In an extraordinary sighting, a critically endangered right whale was spotted off the Marin County coast on Friday, thrilling scientists.
One of the rarest whales in the world, fewer than 40 animals are thought to survive.
“It was astonishing,” said research ecologist Jan Roletto, who sighted the whale about three miles west of Point Reyes National Seashore while aboard a research vessel for the Applied California Current Ecosystem Studies.
Friday’s weather was rough, with fierce winds that pushed 12 to 14-foot swells. The mission of the research team’s weeklong trip was to survey wildlife in a partnership between Greater Farallones and Cordell Bank National Marine Sanctuaries and Point Blue Conservation Science.
But the whale was unmistakable.
“It came up right in front of us,” then lingered for nearly 20 minutes, said Roletto, research coordinator for the Greater Farallones and Cordell Bank National Marine Sanctuaries.

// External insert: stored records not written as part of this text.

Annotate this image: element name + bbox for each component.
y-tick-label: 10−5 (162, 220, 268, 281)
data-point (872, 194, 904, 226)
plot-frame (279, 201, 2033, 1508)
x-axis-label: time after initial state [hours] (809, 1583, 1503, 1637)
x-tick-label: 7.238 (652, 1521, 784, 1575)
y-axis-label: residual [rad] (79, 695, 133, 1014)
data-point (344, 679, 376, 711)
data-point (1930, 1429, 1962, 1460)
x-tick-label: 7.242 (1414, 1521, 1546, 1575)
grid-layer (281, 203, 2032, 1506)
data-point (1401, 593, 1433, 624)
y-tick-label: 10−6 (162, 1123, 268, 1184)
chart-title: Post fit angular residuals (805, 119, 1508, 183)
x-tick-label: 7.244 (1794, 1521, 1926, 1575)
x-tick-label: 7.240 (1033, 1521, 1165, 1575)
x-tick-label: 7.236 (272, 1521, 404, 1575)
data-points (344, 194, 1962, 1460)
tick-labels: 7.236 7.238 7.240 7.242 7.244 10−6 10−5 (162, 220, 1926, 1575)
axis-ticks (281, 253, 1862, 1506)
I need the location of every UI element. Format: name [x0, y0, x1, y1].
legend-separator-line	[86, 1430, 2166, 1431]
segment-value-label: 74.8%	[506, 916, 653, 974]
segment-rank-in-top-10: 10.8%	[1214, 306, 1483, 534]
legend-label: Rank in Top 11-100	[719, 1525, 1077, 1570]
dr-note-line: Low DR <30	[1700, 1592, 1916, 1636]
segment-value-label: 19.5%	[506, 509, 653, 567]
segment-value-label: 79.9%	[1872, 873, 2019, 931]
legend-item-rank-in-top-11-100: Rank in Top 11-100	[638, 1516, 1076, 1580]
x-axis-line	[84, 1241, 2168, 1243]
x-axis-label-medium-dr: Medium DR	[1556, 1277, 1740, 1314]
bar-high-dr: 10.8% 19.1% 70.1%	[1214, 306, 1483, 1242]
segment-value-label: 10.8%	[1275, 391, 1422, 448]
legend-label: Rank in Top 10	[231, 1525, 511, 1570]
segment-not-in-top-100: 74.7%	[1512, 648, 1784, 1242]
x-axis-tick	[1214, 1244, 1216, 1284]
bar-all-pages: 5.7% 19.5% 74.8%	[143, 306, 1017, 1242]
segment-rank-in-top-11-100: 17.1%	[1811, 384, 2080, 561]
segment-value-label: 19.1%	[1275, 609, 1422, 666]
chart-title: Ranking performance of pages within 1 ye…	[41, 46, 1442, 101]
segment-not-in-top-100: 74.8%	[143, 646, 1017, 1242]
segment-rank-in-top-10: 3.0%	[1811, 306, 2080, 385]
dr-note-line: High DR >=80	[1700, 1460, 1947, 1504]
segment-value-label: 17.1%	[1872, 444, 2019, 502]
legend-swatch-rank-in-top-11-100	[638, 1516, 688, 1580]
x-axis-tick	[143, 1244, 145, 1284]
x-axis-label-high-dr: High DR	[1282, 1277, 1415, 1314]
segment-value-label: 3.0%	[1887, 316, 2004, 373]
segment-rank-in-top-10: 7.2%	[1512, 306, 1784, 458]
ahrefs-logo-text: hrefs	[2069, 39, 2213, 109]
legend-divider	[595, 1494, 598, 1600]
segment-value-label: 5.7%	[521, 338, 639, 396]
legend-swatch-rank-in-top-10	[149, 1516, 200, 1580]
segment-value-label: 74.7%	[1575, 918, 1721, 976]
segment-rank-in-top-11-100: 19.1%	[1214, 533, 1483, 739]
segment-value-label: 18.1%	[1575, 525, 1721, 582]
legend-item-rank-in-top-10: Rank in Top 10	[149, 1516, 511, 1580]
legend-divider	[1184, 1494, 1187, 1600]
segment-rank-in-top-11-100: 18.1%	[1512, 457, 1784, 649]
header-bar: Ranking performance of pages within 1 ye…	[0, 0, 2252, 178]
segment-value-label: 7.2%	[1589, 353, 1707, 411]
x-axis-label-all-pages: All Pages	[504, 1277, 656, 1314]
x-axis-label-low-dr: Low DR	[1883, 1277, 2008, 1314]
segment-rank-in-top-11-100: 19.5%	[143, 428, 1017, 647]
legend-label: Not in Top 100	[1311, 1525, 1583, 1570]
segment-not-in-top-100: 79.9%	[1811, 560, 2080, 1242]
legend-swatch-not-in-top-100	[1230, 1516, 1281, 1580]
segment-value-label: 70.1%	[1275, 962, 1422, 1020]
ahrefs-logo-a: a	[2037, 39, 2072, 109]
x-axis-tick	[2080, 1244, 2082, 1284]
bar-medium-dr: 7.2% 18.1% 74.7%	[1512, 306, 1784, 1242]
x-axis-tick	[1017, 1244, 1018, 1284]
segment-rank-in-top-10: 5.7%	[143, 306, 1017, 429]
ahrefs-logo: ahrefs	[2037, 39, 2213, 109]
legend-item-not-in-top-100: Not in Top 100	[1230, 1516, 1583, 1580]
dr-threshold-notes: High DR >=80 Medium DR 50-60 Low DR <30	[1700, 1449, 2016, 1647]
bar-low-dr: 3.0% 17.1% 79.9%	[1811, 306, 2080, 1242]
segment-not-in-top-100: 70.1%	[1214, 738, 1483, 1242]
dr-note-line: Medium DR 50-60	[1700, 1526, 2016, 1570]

Standing together on the ship’s viewing platform, Roletto and marine ecologist Kirsten Lindquist instantly turned to look at each other.
“We both knew immediately what it was,” Roletto said. The identification has since been officially confirmed by the NOAA Marine Mammal Lab in Seattle, based on photos and video.
The whale had a distinctive V-shaped blow. Wide and pitch black, it had no dorsal fin. And there was at least one cluster of telltale “callosities” on the head, rough and white skin patches.
“It seemed to be resting,” Roletto said. “It wasn’t feeding. It wasn’t traveling. It would move a little bit, then sink down.”
Like other whales, the species was driven nearly to extinction by commercial whaling. But unlike other whales — such as humpbacks, grey whales and blue whales — it has been much slower to recover. Populations of right whales are larger in the Atlantic Ocean, as well as in the Southern Hemisphere.
North Pacific right whales were favored by hunters because they swim slowly near shore, and float after death. By the late 1800s, as many as 40,000 North Pacific right whales had been slaughtered.
The International Convention for the Regulation of Whaling banned the commercial hunting of right whales in the North Pacific in 1937, and their numbers began to climb.
However, illegal Soviet whaling in the 1960s in the northern Gulf of Alaska and Bering Sea again pushed the species toward extinction.
They have been protected under the Endangered Species Act since 1970. While whaling is no longer a threat, human activity such as entanglement in fishing gear and marine debris, vessel strikes, impacts from climate change, oil and gas development and ocean noise continue to threaten the species.
North Pacific right whales are baleen whales, which feed by straining huge volumes of ocean water through their comb-like baleen plates that trap copepods and other zooplankton.
Because they are so rare, very little is known about the movements, migration, breeding or calving of the North Pacific species, said Jim Scarff, an independent whale researcher in Berkeley. Tagging is difficult and unsuccessful, he added.
“There is remarkably little understanding about their distribution,” he said.
Surveys conducted by the National Marine Fisheries Service have detected small numbers of North Pacific right whales in the Gulf of Alaska in a small area called the Barnabas Trough, according to the U.S. Marine Mammal Commission. Twelve were detected in the southeastern Bering Sea.
In the past decade, there have been a handful of detections off the coast of British Columbia or Washington State.
In March 2023, hale watchers sighted one close to shore near Pt. Pinos in Monterey Bay. In April 2022, a fisherman reported a sighting near San Mateo County’s Point Ano Nuevo.
“It’s always one individual animal, often in the spring,” said Scarff. “And then it’s never seen again.”